Fueron pocas las veces que coincidieron. Saliendo del trabajo y en un par de antros. Esos pequeños momentos del día habían bastado para saber que querían conocerse mejor. Al llegar a casa, ella lo buscó ansiosa en sus redes sociales; él la aceptó como amiga y seguidora en sus respectivas. Mediante un escáner óptico revivieron los momentos más importantes de sus vidas, las celebraciones pixeladas y los viajes almacenados en varios álbumes digitales. Así empezó su ardiente relación con la batería del ordenador.

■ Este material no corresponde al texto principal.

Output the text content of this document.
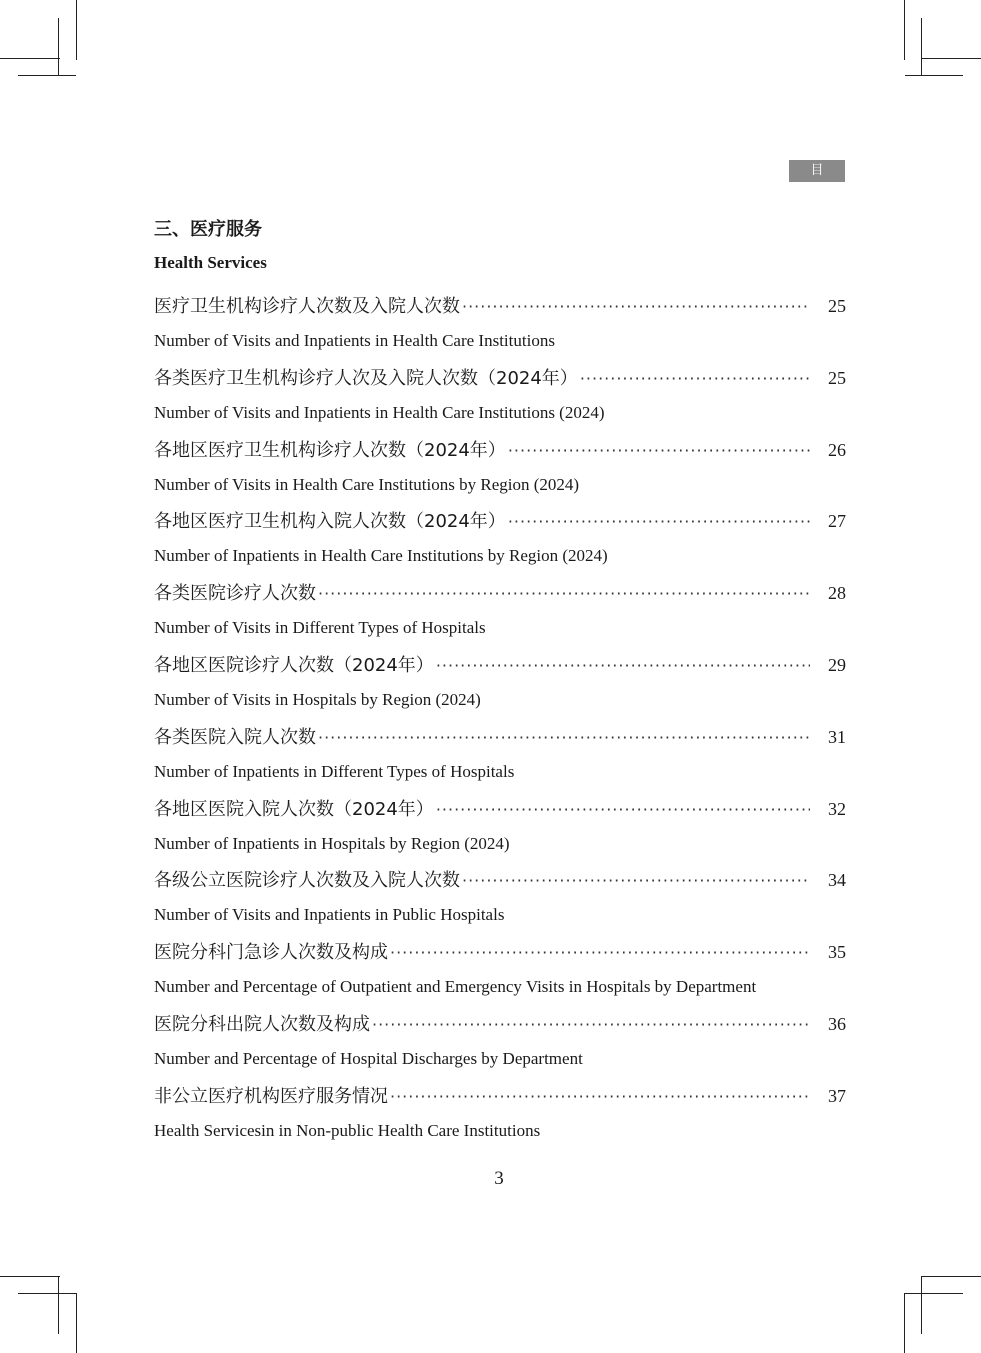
目 录
三、医疗服务
Health Services
医疗卫生机构诊疗人次数及入院人次数 ·····	25
Number of Visits and Inpatients in Health Care Institutions
各类医疗卫生机构诊疗人次及入院人次数（2024年） ·····	25
Number of Visits and Inpatients in Health Care Institutions (2024)
各地区医疗卫生机构诊疗人次数（2024年） ·····	26
Number of Visits in Health Care Institutions by Region (2024)
各地区医疗卫生机构入院人次数（2024年） ·····	27
Number of Inpatients in Health Care Institutions by Region (2024)
各类医院诊疗人次数 ·····	28
Number of Visits in Different Types of Hospitals
各地区医院诊疗人次数（2024年） ·····	29
Number of Visits in Hospitals by Region (2024)
各类医院入院人次数 ·····	31
Number of Inpatients in Different Types of Hospitals
各地区医院入院人次数（2024年） ·····	32
Number of Inpatients in Hospitals by Region (2024)
各级公立医院诊疗人次数及入院人次数 ·····	34
Number of Visits and Inpatients in Public Hospitals
医院分科门急诊人次数及构成 ·····	35
Number and Percentage of Outpatient and Emergency Visits in Hospitals by Department
医院分科出院人次数及构成 ·····	36
Number and Percentage of Hospital Discharges by Department
非公立医疗机构医疗服务情况 ·····	37
Health Servicesin in Non-public Health Care Institutions
3
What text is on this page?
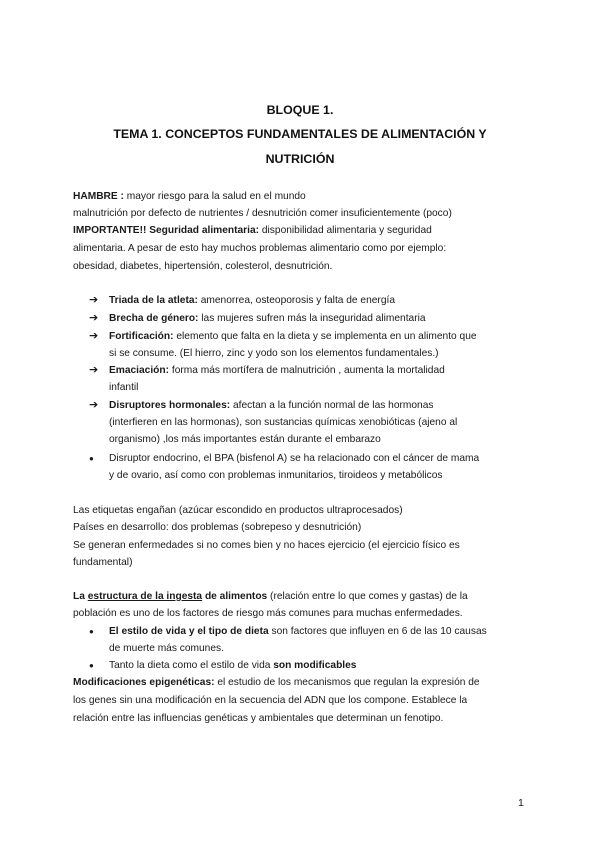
BLOQUE 1.
TEMA 1. CONCEPTOS FUNDAMENTALES DE ALIMENTACIÓN Y
NUTRICIÓN
HAMBRE : mayor riesgo para la salud en el mundo
malnutrición por defecto de nutrientes / desnutrición comer insuficientemente (poco)
IMPORTANTE!! Seguridad alimentaria: disponibilidad alimentaria y seguridad
alimentaria. A pesar de esto hay muchos problemas alimentario como por ejemplo:
obesidad, diabetes, hipertensión, colesterol, desnutrición.
➔	Triada de la atleta: amenorrea, osteoporosis y falta de energía
➔	Brecha de género: las mujeres sufren más la inseguridad alimentaria
➔	Fortificación: elemento que falta en la dieta y se implementa en un alimento que
si se consume. (El hierro, zinc y yodo son los elementos fundamentales.)
➔	Emaciación: forma más mortífera de malnutrición , aumenta la mortalidad
infantil
➔	Disruptores hormonales: afectan a la función normal de las hormonas
(interfieren en las hormonas), son sustancias químicas xenobióticas (ajeno al
organismo) ,los más importantes están durante el embarazo
●	Disruptor endocrino, el BPA (bisfenol A) se ha relacionado con el cáncer de mama
y de ovario, así como con problemas inmunitarios, tiroideos y metabólicos
Las etiquetas engañan (azúcar escondido en productos ultraprocesados)
Países en desarrollo: dos problemas (sobrepeso y desnutrición)
Se generan enfermedades si no comes bien y no haces ejercicio (el ejercicio físico es
fundamental)
La estructura de la ingesta de alimentos (relación entre lo que comes y gastas) de la
población es uno de los factores de riesgo más comunes para muchas enfermedades.
●	El estilo de vida y el tipo de dieta son factores que influyen en 6 de las 10 causas
de muerte más comunes.
●	Tanto la dieta como el estilo de vida son modificables
Modificaciones epigenéticas: el estudio de los mecanismos que regulan la expresión de
los genes sin una modificación en la secuencia del ADN que los compone. Establece la
relación entre las influencias genéticas y ambientales que determinan un fenotipo.
1
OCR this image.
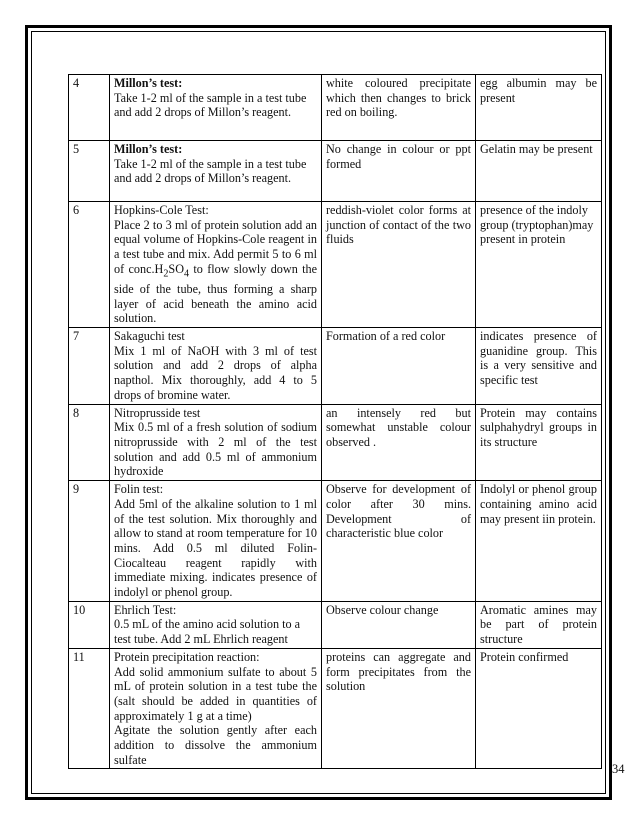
4	Millon’s test:
Take 1-2 ml of the sample in a test tube and add 2 drops of Millon’s reagent.	white coloured precipitate which then changes to brick red on boiling.	egg albumin may be present
5	Millon’s test:
Take 1-2 ml of the sample in a test tube and add 2 drops of Millon’s reagent.	No change in colour or ppt formed	Gelatin may be present
6	Hopkins-Cole Test:
Place 2 to 3 ml of protein solution add an equal volume of Hopkins-Cole reagent in a test tube and mix. Add permit 5 to 6 ml of $conc.H_2SO_4$ to flow slowly down the side of the tube, thus forming a sharp layer of acid beneath the amino acid solution.	reddish-violet color forms at junction of contact of the two fluids	presence of the indoly group (tryptophan)may present in protein
7	Sakaguchi test
Mix 1 ml of NaOH with 3 ml of test solution and add 2 drops of alpha napthol. Mix thoroughly, add 4 to 5 drops of bromine water.	Formation of a red color	indicates presence of guanidine group. This is a very sensitive and specific test
8	Nitroprusside test
Mix 0.5 ml of a fresh solution of sodium nitroprusside with 2 ml of the test solution and add 0.5 ml of ammonium hydroxide	an intensely red but somewhat unstable colour observed .	Protein may contains sulphahydryl groups in its structure
9	Folin test:
Add 5ml of the alkaline solution to 1 ml of the test solution. Mix thoroughly and allow to stand at room temperature for 10 mins. Add 0.5 ml diluted Folin-Ciocalteau reagent rapidly with immediate mixing. indicates presence of indolyl or phenol group.	Observe for development of color after 30 mins. Development of characteristic blue color	Indolyl or phenol group containing amino acid may present iin protein.
10	Ehrlich Test:
0.5 mL of the amino acid solution to a test tube. Add 2 mL Ehrlich reagent	Observe colour change	Aromatic amines may be part of protein structure
11	Protein precipitation reaction:
Add solid ammonium sulfate to about 5 mL of protein solution in a test tube the (salt should be added in quantities of approximately 1 g at a time)
Agitate the solution gently after each addition to dissolve the ammonium sulfate	proteins can aggregate and form precipitates from the solution	Protein confirmed
34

Cada día, emitían códigos binarios que a la vista se transformaban en promesas de amor y eran testigo de los deseos más lascivos de dos desconocidos. Con palabras de 16 y 32 bits forjaban una atracción inhumana. Así pasaban las tardes de trabajo y las de descanso, pero llegó un día en el que decidieron dar un paso más y pusieron fecha a la que sería su primera cita como tal. Contaban los días, las horas y los minutos. Querían saber si lo que sentían a través del ordenador, podría dar frutos en la realidad, si realmente existía entre ellos aquello que antaño solía llamarse química.
Tacharon en el calendario el día tan esperado. No hubo plantón. Acudieron a la cita y después de haberse dado su último primer beso, se dieron media vuelta y regresaron a sus casas. En cuanto los labios se rozaron, no hubo marcha atrás. Habían decidido que los besos perfectos eran los que desprendían el regustillo de un bit.